Treatment of patients with human epidermal growth factor receptor 2 (HER2)–expressing tumors using the monoclonal antibody trastuzumab increases survival. The Affibody-based peptide nucleic acid (PNA)–mediated pretargeted radionuclide therapy has demonstrated efficacy against HER2-expressing xenografts in mice. Structural studies suggest that Affibody molecules and trastuzumab bind to different epitopes on HER2. The aim of this study was to test the hypothesis that a combination of PNA-mediated pretargeted radionuclide therapy and trastuzumab treatment of HER2-expressing xenografts can extend survival compared with monotherapies. Methods: Mutual interference of the primary pretargeting probe Z_HER2:342-SR-HP1 and trastuzumab in binding to HER2-expressing cell lines was investigated in vitro. Experimental therapy evaluated the survival of mice bearing HER2-expressing SKOV-3 xenografts after treatment with vehicle, trastuzumab only, pretargeting using Affibody-PNA chimera Z_HER2:342-SR-HP1 and complementary probe ¹⁷⁷Lu-HP2, and combination of trastuzumab and pretargeting. The ethical permit limited the study to 90 d. The animals’ weights were monitored during the study. After study termination, samples of liver and kidneys were evaluated by a veterinary pathologist for toxicity signs. Results: The presence of a large molar excess of trastuzumab had no influence on the affinity of Z_HER2:342-SR-HP1 binding to HER2-expressing cells in vitro. The affinity of trastuzumab was not affected by a large excess of Z_HER2:342-SR-HP1. The median survival of mice treated with trastuzumab (75.5 d) was significantly longer than the survival of mice treated with a vehicle (59.5 d). Median survival of mice treated with pretargeting was not reached by day 90. Six mice of 10 in this group survived, and 2 had complete remission. All mice in the combination treatment group survived, and tumors in 7 mice had disappeared at study termination. There was no significant difference between animal weights in the different treatment groups. No significant pathologic alterations were detected in livers and kidneys of treated animals. Conclusion: Treatment of mice bearing HER2-expressing xenografts with the combination of trastuzumab and Affibody-mediated PNA-based radionuclide pretargeting significantly increased survival compared with monotherapies. Cotreatment was not toxic for normal tissues.
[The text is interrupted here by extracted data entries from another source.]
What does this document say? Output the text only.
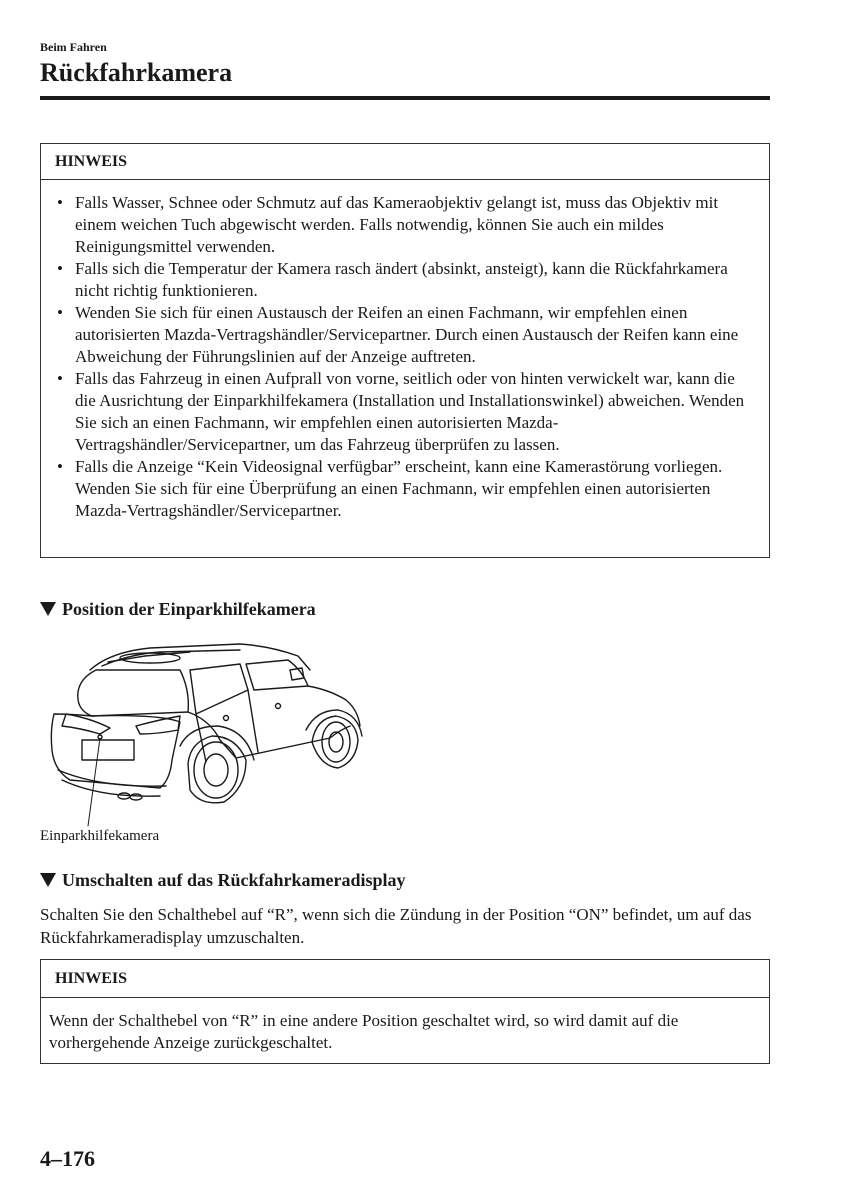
Beim Fahren
Rückfahrkamera
HINWEIS
• Falls Wasser, Schnee oder Schmutz auf das Kameraobjektiv gelangt ist, muss das Objektiv mit einem weichen Tuch abgewischt werden. Falls notwendig, können Sie auch ein mildes Reinigungsmittel verwenden.
• Falls sich die Temperatur der Kamera rasch ändert (absinkt, ansteigt), kann die Rückfahrkamera nicht richtig funktionieren.
• Wenden Sie sich für einen Austausch der Reifen an einen Fachmann, wir empfehlen einen autorisierten Mazda-Vertragshändler/Servicepartner. Durch einen Austausch der Reifen kann eine Abweichung der Führungslinien auf der Anzeige auftreten.
• Falls das Fahrzeug in einen Aufprall von vorne, seitlich oder von hinten verwickelt war, kann die die Ausrichtung der Einparkhilfekamera (Installation und Installationswinkel) abweichen. Wenden Sie sich an einen Fachmann, wir empfehlen einen autorisierten Mazda-Vertragshändler/Servicepartner, um das Fahrzeug überprüfen zu lassen.
• Falls die Anzeige “Kein Videosignal verfügbar” erscheint, kann eine Kamerastörung vorliegen. Wenden Sie sich für eine Überprüfung an einen Fachmann, wir empfehlen einen autorisierten Mazda-Vertragshändler/Servicepartner.
Position der Einparkhilfekamera
Einparkhilfekamera
Umschalten auf das Rückfahrkameradisplay

Schalten Sie den Schalthebel auf “R”, wenn sich die Zündung in der Position “ON” befindet, um auf das Rückfahrkameradisplay umzuschalten.

HINWEIS
Wenn der Schalthebel von “R” in eine andere Position geschaltet wird, so wird damit auf die vorhergehende Anzeige zurückgeschaltet.
4–176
使用单克隆抗体曲妥珠单抗治疗表达人表皮生长因子受体 2 (HER2) 的肿瘤患者可提高生存率。基于亲和体的肽核酸 (PNA) 介导的预靶向放射性核素疗法已证明对小鼠中表达 HER2 的异种移植物有效。结构研究表明 Affibody 分子和曲妥珠单抗结合 HER2 上的不同表位。本研究的目的是检验这样一个假设，即与单一疗法相比，PNA 介导的预靶向放射性核素疗法和曲妥珠单抗疗法联合治疗表达 HER2 的异种移植物可以延长生存期。方法：主要预靶向探针 Z _HER2:342 -SR- HP1的相互干扰在体外研究了曲妥珠单抗与 HER2 表达细胞系的结合。实验疗法评估了携带表达 HER2 的 SKOV-3 异种移植物的小鼠在使用载体、仅曲妥珠单抗、使用 Affibody-PNA 嵌合体 Z _HER2:342 -SR- HP1和互补探针¹⁷⁷ Lu - HP2以及曲妥珠单抗和曲妥珠单抗的组合进行预靶向治疗后的存活率预定位。伦理许可将研究限制为 90 天。在研究期间监测动物的体重。研究终止后，由兽医病理学家评估肝脏和肾脏样本的毒性迹象。结果：存在大量摩尔过量的曲妥珠单抗对 Z _HER2:342的亲和力没有影响-SR- HP1在体外与 HER2 表达细胞结合。曲妥珠单抗的亲和力不受大量过量的 Z _HER2:342 -SR- HP1的影响。用曲妥珠单抗治疗的小鼠的中位生存期（75.5 天）明显长于用载体治疗的小鼠的生存期（59.5 天）。到第 90 天时，接受预靶向治疗的小鼠的中位生存期未达到。该组中的 10 只小鼠中有 6 只存活下来，其中 2 只完全缓解。联合治疗组的所有小鼠均存活，7 只小鼠的肿瘤在研究结束时消失。不同处理组的动物体重之间没有显着差异。在接受治疗的动物的肝脏和肾脏中未检测到明显的病理改变。结论：与单一疗法相比，使用曲妥珠单抗和 Affibody 介导的基于 PNA 的放射性核素预靶向联合治疗携带 HER2 表达异种移植物的小鼠可显着提高存活率。共同治疗对正常组织没有毒性。